Our funding contributed to a wider project in which Professor Houlden and team assembled 432 ataxia families in the UK that had no diagnosis. The team has so far performed genetic sequencing on 168 of these families. This has led to the identification of 34 rare ataxia gene defects.

One common and important group of ataxias have a later age at onset and can be difficult to differentiate from other neurodegenerative disorders. Late-onset ataxia is usually idiopathic - that is, it has no known cause. The team has identified a hitherto unknown mutation in the gene RFC1, underlying the familial form of a type of late-onset ataxia known as CANVAS (cerebellar ataxia, neuropathy, vestibular areflexia syndrome).

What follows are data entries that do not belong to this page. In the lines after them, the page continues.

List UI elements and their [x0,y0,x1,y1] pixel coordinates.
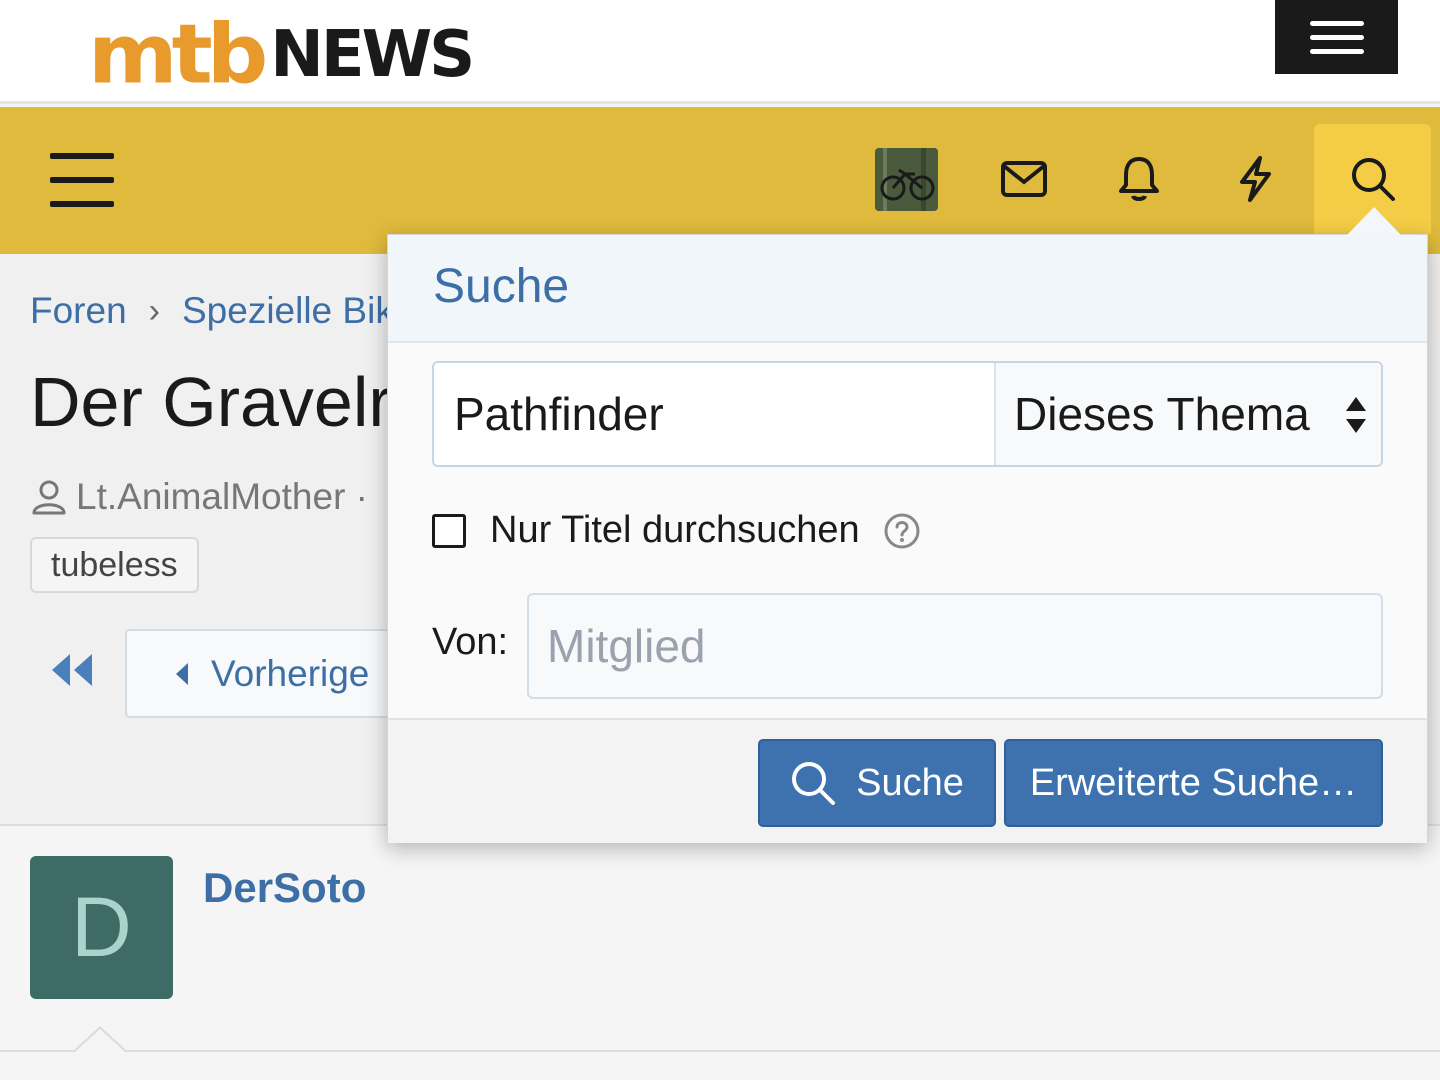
first-page-icon[interactable] [50,652,94,692]
divider [0,1050,1440,1052]
post-pointer-fill [74,1029,126,1053]
thread-meta: Lt.AnimalMother · [30,476,368,518]
title-only-checkbox[interactable] [432,513,466,548]
post: D DerSoto [0,826,1440,1080]
chevron-right-icon: › [148,291,160,330]
main-menu-button[interactable] [1275,0,1398,74]
previous-label: Vorherige [211,652,370,694]
scope-selected-value: Dieses Thema [1014,388,1310,440]
menu-bar [1309,34,1364,40]
breadcrumb-item[interactable]: Foren [30,290,127,332]
previous-page-button[interactable]: Vorherige [125,629,415,718]
breadcrumb-item[interactable]: Spezielle Bik [182,290,394,332]
member-label: Von: [432,621,509,663]
menu-bar [1309,48,1364,54]
search-icon [1351,158,1395,201]
hamburger-line [50,153,114,159]
caret-left-icon [176,662,188,685]
search-row: Dieses Thema [432,361,1383,467]
site-header: mtb NEWS [0,0,1440,104]
envelope-icon[interactable] [992,147,1056,211]
bell-icon[interactable] [1107,147,1171,211]
title-only-label[interactable]: Nur Titel durchsuchen [490,509,860,552]
post-author[interactable]: DerSoto [203,864,366,912]
menu-bar [1309,20,1364,26]
popup-title: Suche [433,260,570,313]
lightning-icon[interactable] [1223,147,1287,211]
bike-photo-icon [875,148,938,211]
forum-nav-bar [0,107,1440,254]
hamburger-line [50,177,114,183]
member-input[interactable] [527,593,1383,699]
page-title: Der Gravelr [30,363,392,441]
avatar[interactable]: D [30,856,173,999]
site-logo[interactable]: mtb NEWS [88,7,475,103]
popup-footer: Suche Erweiterte Suche… [388,718,1427,843]
user-avatar[interactable] [875,148,938,211]
search-scope-select[interactable]: Dieses Thema [994,363,1381,465]
user-icon [32,480,66,515]
advanced-search-label: Erweiterte Suche… [1029,761,1358,804]
search-icon [792,762,836,805]
search-popup: Suche Dieses Thema Nur Titel durchsuchen… [387,234,1428,843]
search-button-label: Suche [856,761,964,804]
breadcrumb: Foren › Spezielle Bik [30,290,394,332]
search-submit-button[interactable]: Suche [758,739,996,827]
search-input[interactable] [434,363,994,465]
popup-header: Suche [388,235,1427,343]
advanced-search-button[interactable]: Erweiterte Suche… [1004,739,1383,827]
tag-badge[interactable]: tubeless [30,537,199,593]
logo-mtb-text: mtb [88,7,268,103]
logo-news-text: NEWS [270,18,475,92]
help-icon[interactable] [884,513,920,549]
thread-author[interactable]: Lt.AnimalMother · [76,476,368,518]
title-only-row: Nur Titel durchsuchen [432,509,920,552]
hamburger-icon[interactable] [50,153,114,207]
hamburger-line [50,201,114,207]
sort-arrows-icon [1346,397,1366,433]
popup-pointer [1347,207,1401,235]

Spinocerebellar ataxia is a distressing degenerative condition, with limited treatment options.

Information about the specific genetic cause of an individual's disease is important because it helps to ensure accurate diagnosis, inform treatment strategy and provide prognostic information about the likely course of the disease. But whilst a number of disease genes have been identified for ataxia, around 40 per cent of individuals and families remain genetically undefined.

In this project, Professor Houlden has identified an important cause of ataxia - a mutation in the RFC1 gene - and has helped stimulate further research into this mutation. This gives insight into how the mutation affects normal function and gives rise to the symptoms associated with the disease.

This work was published in March 2019 in Nature Genetics.